Non basta quindi riportarsi semplicemente ad un vecchio preventivo indicando che “”i condomini presenti all’unanimità respingono le dimissioni e riconfermano l’attuale amministratore confermando anche il preventivo di spese annuali di loro conoscenza”, in quanto tale generica dicitura non soddisfa i requisiti imposti dalla normativa.
Proprio perché la sanzione prevista è quella della nullità (e non dell’annullamento) la contestazione di tale profilo di censura non soggiace al termine decadenziale di 30 giorni, che l’art. 1137 c. c.c. impone esclusivamente per la proposizione dell’azione di annullamento.
Non vi è pertanto obbligo di adire l’autorità giudiziaria nel termine di 30 giorni qualora si debbano impugnare delibere inesistenti e nulle, aggredibili in ogni tempo da chiunque dimostri di avervi interesse, come nel caso di delibera di nomina di amministratore di condominio, il quale tuttavia non abbia indicato specificatamente il proprio compenso.
Il Tribunale rileva poi che non appare meritevole di accoglimento l’eccezione di parte convenuta secondo cui la censura di nullità sarebbe improcedibile in quanto non rilevata in sede di mediazione.
Il Tribunale afferma così un altro principio, per cui qualora l’eccezione di nullità di delibera assembleare non venga dedotta da parte attrice in sede di mediazione obbligatoria, quand’anche il giudice rilevi d’ufficio la suddetta nullità, non è tenuto a delegare alle parti una nuova procedura di mediazione; a maggior ragione un tale obbligo non può sussistere qualora l’eccezione di nullità sia stata effettuata dalle parti.
Infine, il Tribunale affronta anche il tema della c.d. lite temeraria e relativa richiesta di condanna al risarcimento del danno, distinguendo l’ipotesi in cui si riconduca la domanda all’art. 96 comma 1 c.p.c., nel qual caso la stessa costituisce una forma speciale di responsabilità contrattuale, che dunque soggiace alla disciplina della ripartizione degli oneri probatori dettati per l’art. 2043 c.c.
Pertanto, la parte che agisce per la condanna al risarcimento del danno c.d. da “lite temeraria” è quindi tenuta a provare
• l’esistenza e la misura del pregiudizioche la stessa assume di aver subito,
• la circostanza che l’azione è stata esperita con mala fede o colpa grave e
• la sussistenza di un nesso eziologico tra il preteso danno e l’altrui comportamento colpevole .

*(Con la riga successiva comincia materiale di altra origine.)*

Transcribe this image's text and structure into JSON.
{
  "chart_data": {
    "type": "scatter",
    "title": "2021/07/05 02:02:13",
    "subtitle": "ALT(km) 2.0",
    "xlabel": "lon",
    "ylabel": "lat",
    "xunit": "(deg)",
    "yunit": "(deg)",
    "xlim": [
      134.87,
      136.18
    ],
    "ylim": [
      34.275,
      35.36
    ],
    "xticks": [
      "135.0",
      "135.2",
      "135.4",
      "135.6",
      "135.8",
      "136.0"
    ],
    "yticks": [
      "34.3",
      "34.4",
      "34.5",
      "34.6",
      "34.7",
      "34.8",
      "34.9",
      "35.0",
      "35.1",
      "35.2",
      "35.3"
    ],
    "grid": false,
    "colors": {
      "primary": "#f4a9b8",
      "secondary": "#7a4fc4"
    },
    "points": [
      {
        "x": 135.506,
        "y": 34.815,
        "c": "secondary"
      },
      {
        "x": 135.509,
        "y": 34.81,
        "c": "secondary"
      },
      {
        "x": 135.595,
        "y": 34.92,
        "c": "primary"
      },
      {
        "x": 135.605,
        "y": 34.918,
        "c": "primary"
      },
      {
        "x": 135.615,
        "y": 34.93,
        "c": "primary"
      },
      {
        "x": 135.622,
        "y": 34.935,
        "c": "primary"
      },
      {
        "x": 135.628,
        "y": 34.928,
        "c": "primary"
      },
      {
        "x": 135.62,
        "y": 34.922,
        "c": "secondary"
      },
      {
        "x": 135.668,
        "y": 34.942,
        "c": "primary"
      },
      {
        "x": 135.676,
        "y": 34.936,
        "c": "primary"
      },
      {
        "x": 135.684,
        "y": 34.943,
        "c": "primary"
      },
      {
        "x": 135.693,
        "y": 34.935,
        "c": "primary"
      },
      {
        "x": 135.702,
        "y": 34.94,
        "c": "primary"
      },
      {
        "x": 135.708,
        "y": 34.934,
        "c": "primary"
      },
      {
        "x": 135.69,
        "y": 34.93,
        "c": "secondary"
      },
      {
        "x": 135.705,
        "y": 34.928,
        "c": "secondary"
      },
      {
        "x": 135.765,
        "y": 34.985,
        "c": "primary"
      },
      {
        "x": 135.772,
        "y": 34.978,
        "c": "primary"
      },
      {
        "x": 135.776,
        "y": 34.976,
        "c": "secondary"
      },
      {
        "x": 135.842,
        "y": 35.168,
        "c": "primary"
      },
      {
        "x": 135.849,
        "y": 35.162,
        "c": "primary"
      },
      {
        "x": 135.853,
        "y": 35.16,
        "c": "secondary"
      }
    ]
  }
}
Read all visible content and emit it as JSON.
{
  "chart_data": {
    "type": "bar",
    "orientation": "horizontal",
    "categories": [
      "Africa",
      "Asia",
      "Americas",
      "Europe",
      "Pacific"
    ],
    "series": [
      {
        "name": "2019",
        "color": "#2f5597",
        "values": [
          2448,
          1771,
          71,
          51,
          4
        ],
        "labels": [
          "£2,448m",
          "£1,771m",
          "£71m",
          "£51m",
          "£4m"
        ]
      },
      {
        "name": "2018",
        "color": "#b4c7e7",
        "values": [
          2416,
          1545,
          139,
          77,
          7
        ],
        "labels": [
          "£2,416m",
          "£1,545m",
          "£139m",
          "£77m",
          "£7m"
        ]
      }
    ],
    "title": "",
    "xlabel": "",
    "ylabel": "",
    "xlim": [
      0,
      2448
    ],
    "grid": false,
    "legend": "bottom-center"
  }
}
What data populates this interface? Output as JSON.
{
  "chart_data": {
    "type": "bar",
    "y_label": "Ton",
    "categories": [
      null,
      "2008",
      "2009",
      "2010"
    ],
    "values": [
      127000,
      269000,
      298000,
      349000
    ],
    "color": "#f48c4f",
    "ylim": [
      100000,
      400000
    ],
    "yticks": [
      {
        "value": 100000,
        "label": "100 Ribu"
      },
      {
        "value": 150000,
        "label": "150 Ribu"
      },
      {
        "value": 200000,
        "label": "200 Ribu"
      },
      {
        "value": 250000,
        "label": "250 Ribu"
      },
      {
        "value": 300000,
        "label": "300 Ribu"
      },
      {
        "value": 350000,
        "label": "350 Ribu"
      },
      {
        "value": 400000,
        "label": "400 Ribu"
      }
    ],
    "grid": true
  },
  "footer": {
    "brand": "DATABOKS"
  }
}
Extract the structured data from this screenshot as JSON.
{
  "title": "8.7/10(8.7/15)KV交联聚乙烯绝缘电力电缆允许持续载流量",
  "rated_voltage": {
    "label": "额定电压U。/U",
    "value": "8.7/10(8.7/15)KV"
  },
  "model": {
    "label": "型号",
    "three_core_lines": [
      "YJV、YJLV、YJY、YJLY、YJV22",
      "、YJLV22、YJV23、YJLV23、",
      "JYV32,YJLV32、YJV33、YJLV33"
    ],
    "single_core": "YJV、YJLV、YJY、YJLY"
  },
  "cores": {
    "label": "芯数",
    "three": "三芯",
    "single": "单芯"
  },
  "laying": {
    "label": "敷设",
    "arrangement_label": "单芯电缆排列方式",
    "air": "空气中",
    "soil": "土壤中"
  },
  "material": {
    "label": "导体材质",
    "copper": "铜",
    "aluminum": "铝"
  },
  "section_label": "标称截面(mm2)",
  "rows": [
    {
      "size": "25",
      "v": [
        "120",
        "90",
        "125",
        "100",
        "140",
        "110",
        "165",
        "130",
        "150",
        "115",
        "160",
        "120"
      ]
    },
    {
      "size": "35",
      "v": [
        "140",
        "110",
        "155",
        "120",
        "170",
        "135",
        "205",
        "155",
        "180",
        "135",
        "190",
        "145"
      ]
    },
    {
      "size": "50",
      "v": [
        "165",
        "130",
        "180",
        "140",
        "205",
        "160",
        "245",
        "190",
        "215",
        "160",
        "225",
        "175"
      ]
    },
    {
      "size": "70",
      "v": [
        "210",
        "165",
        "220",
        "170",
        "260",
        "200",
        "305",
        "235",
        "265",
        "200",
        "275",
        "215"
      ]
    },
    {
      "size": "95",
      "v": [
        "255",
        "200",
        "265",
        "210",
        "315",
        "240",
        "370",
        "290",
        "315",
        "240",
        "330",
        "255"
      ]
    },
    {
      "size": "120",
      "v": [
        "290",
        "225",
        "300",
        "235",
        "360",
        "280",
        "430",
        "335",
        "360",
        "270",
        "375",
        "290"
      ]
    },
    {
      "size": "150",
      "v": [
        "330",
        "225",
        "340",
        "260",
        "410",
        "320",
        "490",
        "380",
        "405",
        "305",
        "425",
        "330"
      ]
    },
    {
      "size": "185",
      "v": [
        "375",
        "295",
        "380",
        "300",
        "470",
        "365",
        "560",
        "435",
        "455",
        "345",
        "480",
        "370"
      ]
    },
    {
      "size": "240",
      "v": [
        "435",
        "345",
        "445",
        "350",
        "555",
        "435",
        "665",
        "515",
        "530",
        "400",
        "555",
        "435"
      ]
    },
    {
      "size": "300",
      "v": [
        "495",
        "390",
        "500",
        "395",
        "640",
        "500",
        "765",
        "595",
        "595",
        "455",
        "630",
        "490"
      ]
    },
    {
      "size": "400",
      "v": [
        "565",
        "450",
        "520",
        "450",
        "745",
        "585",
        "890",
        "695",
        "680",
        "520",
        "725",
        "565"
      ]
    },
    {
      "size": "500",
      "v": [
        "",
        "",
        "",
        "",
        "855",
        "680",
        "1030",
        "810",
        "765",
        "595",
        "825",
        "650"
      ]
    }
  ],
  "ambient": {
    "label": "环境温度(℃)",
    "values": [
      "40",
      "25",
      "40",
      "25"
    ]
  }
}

Sarà quindi necessario allegare quale pregiudizio le parti avrebbero subito in conseguenza dell’azione o della costituzione nel giudizio. Omissione, questa, che non può neanche essere sopperita con il ricorso alla liquidazione in via equitativa da parte del giudice, la cui applicazione presuppone comunque che la parte abbia fornito prova di aver subito un pregiudizio.
Ove poi si riconduca la richiesta risarcitoria all’ipotesi prevista dall’art. 96 comma 3 c.p.c., la stessa non merita comunque accoglimento considerato che secondo la giurisprudenza di legittimità la mera infondatezza, quand’anche manifesta, delle tesi prospettate da una parte non è elemento di per sé sufficiente a giustificare l’accertamento della sua responsabilità aggravata (cfr. Cass. 03/05/2022 b. 13859 ).